Jackie, the Child Writer


Some of my stories from growing up:

In third grade, I invented the Pononia family and spent time exploring the romance between Billy Pononia and his girlfriend Kate. When they left for college (a concept I could hardly fathom), they didn’t know how to find one another (because obviously a dating couple wouldn’t share where they were each going, right?) and Billy had to search long and hard for Kate, who had given up on him and was starting to love another man. But when Billy tracked her down (on her college campus!), he fought that man (of course!) and ended up marrying Kate. That’s romance right there, people.

Around sixth grade, my sister Kristin, neighbor Amber, and I started the Story Society, which was to meet weekly in our awesome clubhouse (a room in our motorcycle shed that I’d cleaned out and whose walls I adorned with a freehand painting of a castle with just one light on in one of the turrets).

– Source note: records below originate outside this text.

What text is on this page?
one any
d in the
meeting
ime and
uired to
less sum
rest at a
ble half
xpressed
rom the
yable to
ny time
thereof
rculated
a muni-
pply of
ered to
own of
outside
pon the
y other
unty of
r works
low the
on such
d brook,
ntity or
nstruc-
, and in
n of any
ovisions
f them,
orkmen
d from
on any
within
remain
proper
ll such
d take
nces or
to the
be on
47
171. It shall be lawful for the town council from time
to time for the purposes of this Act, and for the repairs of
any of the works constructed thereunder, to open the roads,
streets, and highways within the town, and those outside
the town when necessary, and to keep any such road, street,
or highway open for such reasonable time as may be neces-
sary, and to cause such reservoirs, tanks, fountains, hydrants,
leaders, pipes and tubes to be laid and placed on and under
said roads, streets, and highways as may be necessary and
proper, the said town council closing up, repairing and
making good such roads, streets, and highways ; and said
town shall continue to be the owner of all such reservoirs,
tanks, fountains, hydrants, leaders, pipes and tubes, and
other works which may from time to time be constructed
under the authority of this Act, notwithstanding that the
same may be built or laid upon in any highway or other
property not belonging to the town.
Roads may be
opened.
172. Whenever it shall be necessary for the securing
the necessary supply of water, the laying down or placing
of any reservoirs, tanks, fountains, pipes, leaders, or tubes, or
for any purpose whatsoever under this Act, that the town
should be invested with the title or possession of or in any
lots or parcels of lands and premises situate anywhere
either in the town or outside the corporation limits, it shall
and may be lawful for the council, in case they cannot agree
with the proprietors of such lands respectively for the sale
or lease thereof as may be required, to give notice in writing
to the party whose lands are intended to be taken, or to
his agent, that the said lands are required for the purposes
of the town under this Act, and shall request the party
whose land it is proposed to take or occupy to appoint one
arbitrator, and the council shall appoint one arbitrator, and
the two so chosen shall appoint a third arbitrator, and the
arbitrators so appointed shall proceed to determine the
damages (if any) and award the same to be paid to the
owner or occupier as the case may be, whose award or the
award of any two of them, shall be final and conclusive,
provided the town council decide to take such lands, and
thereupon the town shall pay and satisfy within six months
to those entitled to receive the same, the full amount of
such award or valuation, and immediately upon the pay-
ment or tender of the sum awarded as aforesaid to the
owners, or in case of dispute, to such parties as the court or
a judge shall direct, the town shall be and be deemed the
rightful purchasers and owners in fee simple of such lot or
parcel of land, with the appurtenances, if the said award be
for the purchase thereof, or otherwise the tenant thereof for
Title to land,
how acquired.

We were supposed to write one story each week, read them aloud to one another, and then offer feedback. My first story was about a jealous best friend taking archery lessons who ended up shooting her best friend’s boyfriend– but her best friend jumped in front of the boyfriend, and the arrow pierced both their hearts.  Tragic. Then the Story Society disbanded.

In junior high, I authored a soap opera. I’d write “episodes” in a green notebook labelled “Sunnyside High,” which my friends passed amongst themselves before it would end up back in my hands. Then I’d write a few more episodes for everyone. This soap opera was full-on drama: a teen pregnancy, a long-lost twin, a rebel who’d gotten AIDS from a tainted blood transfusion after his motorcycle accident. Sheer gold.

I also wrote a story about two best friends competing for just one spot on the track team. (Note to self: maybe stay away from writing sports stories, mmmkay?) I also penned a stunning mystery where a girl kept seeing her dead boyfriend. Hot.

Then there was my novella about a teen cheerleader who developed emphysema. Let me tell you; this was intense. I finished the story around 2 am in the dark in our family room, only the light from the computer screen to illuminate the tears that flowed down my cheeks.

In high school I turned my attention to bad, melodramatic free verse poetry, but that’s a whole other post. I’ll spare you for now. 🙂

If you’re a writer, do you remember some of your earliest creations? Were they dramatic and over-the-top like mine?

10 thoughts on “Jackie, the Child Writer

  1. I probably shouldn’t laugh about a teen cheerleader developing emphysema, but it’s late, and I love tales from Jackie’s childhood, and I’m contemplating the various ways a teenager could contract emphysema. LOVE this post!

    My early creations included “The River Heights Gazette,” co-written with my two best friends, where we turned the innocent Nancy Drew stories into sordid soap opera installments where Carson Drew ran off with Nancy’s friend Bess, and the maid Hannah Gruen had a hot affair with George’s boyfriend Dave. Then I decided to clean up my act and write “A Piece of Faith,” my Christian historical romance. I also created a tear-jerking drama for my Barbie dolls, featuring cancer-ridden-parents and immaculately-conceived-infants with burns on their legs.

  2. I still have some of my childhood writings. My early stories usually involved some kind of moral. LIke in one that I wrote in first or second grade, a cat known for being unkind learned that it was better to be kind. 🙂 When I was in 5th or 6th grade, I wrote some “scary” stories where all the creepy stuff actually happened in dreams. I also started a novel with characters who were friends and were going to solve mysteries. Didn’t get very far with that one.

  3. The jealous best friend! Hahahha! Oh my gosh, I can’t even remember how many stories of mine involved someone jealous trying to win someone else back! The pinnacle of my illustrated stories was about a mermaid who performs surgery (with what appears to be a kitchen knife) on her two best friends, exchanging with each of them half of a heart. The friends transform into beautiful women with their new transplants, while the mermaid becomes a horrifying creature who appears to be wearing only some sort of hula skirt. She goes on vacation, only to return at the end as a silky, shiny angel and turns her friends into angels as well.

    In high school, my best friend and I tried co-authoring a novel; we wrote alternate chapters. It was based on what we expected reality to be once we started college. Perhaps needless to say, my college experience did NOT involve dorm rooms covered in rose petals, severe skiing accidents, potential paralysis, and ridiculous gifts all the time from the man who fell in love with me the first week of school. What a shame.